Several studies suggest that artificial intelligence (AI) will create as many jobs as it replaces. Some businesses in the London market already are experimenting with AI and machine learning. We need to ensure AI is used wisely in functions where there is a clear place for it to improve efficiency. We need to train and educate people on the benefits of AI to create enthusiasm and minimise fear.
If we look at the investment banking industry, where AI is being used to help better predict loan default risk, we can see that there may well be ways in which such tools could help our market to improve efficiency.
The latest London Matters report highlighted the pressing need for our market to innovate, to retain our position in evolving areas of business as well as our bread-and-butter lines.

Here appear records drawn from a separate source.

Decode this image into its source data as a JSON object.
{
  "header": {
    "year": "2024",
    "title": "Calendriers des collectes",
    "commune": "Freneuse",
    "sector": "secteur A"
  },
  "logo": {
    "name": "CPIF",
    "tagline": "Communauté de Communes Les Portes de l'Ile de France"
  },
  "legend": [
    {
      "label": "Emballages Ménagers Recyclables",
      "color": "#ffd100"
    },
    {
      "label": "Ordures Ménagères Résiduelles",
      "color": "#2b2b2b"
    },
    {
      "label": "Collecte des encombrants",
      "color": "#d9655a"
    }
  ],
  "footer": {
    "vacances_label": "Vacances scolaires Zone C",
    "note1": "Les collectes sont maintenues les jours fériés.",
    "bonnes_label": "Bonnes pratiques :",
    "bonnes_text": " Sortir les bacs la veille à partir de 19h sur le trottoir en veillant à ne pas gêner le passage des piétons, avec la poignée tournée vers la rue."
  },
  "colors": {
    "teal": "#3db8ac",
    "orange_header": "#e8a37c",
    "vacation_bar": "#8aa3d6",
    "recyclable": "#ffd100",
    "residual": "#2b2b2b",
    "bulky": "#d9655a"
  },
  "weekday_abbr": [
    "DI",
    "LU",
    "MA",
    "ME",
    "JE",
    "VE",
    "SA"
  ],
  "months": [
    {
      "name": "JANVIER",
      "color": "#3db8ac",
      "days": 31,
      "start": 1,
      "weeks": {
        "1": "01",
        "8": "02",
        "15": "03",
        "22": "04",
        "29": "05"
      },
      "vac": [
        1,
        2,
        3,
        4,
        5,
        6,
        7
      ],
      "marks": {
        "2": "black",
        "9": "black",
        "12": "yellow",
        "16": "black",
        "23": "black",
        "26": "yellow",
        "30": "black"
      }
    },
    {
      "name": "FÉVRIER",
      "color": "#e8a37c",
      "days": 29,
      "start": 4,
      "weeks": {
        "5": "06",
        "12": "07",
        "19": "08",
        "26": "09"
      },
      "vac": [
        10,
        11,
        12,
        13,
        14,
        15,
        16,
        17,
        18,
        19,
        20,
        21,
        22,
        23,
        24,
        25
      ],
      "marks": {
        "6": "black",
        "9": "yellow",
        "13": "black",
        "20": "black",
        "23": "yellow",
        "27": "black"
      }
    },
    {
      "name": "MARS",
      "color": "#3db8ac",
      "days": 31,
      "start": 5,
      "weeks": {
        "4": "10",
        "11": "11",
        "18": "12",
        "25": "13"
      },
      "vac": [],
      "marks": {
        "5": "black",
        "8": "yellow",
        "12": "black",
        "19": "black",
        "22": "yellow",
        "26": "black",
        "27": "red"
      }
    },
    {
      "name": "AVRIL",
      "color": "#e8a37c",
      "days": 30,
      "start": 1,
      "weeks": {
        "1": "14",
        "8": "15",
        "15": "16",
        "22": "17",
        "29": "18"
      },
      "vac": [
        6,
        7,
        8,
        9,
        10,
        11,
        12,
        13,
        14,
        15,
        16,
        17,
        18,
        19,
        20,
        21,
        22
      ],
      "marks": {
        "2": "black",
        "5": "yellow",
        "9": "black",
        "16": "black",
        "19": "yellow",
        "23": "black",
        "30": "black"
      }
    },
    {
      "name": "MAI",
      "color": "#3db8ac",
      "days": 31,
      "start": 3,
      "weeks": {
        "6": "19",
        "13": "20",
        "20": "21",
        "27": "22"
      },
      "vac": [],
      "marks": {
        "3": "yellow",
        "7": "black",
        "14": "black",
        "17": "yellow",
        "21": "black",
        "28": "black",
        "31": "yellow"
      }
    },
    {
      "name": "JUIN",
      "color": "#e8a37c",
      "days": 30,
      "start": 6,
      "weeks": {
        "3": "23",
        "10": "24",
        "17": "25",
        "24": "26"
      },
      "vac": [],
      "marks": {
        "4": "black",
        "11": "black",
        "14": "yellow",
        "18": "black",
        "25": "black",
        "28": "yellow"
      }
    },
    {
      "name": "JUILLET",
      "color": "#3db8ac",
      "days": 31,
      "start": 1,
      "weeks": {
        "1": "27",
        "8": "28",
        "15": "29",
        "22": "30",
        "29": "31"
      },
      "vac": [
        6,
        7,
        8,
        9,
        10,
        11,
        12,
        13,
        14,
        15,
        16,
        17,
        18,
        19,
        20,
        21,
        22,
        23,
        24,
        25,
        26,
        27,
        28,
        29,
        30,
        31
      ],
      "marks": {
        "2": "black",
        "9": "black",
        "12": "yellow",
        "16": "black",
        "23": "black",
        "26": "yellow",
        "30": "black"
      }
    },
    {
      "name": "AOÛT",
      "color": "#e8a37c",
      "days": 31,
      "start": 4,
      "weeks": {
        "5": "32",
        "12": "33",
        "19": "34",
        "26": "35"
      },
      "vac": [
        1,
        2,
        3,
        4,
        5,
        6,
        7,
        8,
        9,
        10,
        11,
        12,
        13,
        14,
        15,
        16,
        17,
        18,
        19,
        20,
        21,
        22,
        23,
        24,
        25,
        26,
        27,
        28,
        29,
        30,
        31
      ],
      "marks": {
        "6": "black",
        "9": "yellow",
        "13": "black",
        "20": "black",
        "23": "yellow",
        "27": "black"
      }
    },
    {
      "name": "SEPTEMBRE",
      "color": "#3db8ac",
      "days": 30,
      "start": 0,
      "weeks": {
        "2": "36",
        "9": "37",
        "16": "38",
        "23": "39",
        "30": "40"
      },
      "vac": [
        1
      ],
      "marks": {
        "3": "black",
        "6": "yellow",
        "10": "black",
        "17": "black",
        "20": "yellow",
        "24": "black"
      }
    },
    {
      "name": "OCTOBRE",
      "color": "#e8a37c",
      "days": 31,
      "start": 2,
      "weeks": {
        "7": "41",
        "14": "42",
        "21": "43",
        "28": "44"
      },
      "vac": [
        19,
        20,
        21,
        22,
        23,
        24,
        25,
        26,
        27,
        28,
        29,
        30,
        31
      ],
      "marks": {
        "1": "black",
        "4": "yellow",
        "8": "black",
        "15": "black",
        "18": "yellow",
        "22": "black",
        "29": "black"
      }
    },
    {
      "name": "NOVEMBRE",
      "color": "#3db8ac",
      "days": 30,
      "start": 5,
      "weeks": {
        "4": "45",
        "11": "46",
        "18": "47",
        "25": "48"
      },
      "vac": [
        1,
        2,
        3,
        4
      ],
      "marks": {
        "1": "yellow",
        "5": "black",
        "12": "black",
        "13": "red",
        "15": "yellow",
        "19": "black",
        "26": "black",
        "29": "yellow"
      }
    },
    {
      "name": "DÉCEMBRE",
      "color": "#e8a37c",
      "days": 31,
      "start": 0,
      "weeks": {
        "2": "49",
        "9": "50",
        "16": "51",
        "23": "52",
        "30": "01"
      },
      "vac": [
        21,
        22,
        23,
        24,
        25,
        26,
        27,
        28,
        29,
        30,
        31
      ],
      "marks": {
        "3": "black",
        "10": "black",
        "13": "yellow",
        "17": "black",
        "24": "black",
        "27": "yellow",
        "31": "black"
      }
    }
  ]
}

The re/insurance market is a sector ripe for disruption. This is especially true of the London market. The way the market transacts its business is clunky, its expenses are too high and its distribution chain convoluted. The market needs to focus on customers and it needs to innovate.
The good news is that we have the tools to do this. The concentration of talent in this market remains unparalleled. The very things that make this market so unique can be put to work alongside technology to innovate both on the process and the product. The key is to find ways to complement the talent we have here in London, put ourselves ahead of our competitors, and place emphasis on our customers’ needs first.
The recent wildfires that have ravaged California are a great example of this. Those policyholders tragically affected by the fires need their claims to be paid and fast. The London market’s 300-year-old reputation for paying valid claims is not in question, it takes time, often weeks, to process claims and make payments because we remain dependent on paper.
A blockchain solution, however, could make a difference. Imagine a solution that could respond to a trigger and have a claim validated and paid within minutes. A distributed ledger should make the notification, processing and payment of non-complex claims almost instant. It would improve accuracy and reduce disputes.
This would not replace the expertise of brokers, nor the talent of underwriters, and it would not replace the skill of claims professionals who deal with the large and complex claims that are the London market’s hallmark. It would, however, make the process swifter and more efficient for the policyholder, and it would release the insurance technicians to focus on the work a machine cannot do.
Several businesses in the London market already are trialling blockchain solutions for certain insurance lines. Once critical mass is achieved we can expect to see blockchain becoming a vital part of the way the market works.
As we have said, this does not replace claims professionals. But it may eliminate some of the more dull, repetitive tasks from the claims process. This would mean that some claims professionals’ focus would change – they will need different sets of skills and training.
The London market is trying hard to modernise in areas where its processes lag behind those of markets elsewhere in the world. Electronic placement is a good example of this.
The adoption of PPL, driven in part by the mandate from Lloyd’s, highlights the willingness of market participants of all types and size to modernise and embrace technology. PPL may not be the silver bullet yet it shows by working together we can find ways to modernise – and should not be afraid to try.
Innovation will not happen in a vacuum. Ideas need to be tested and challenged. As a marketplace we need to commit to innovate to retain our position in the insurance world.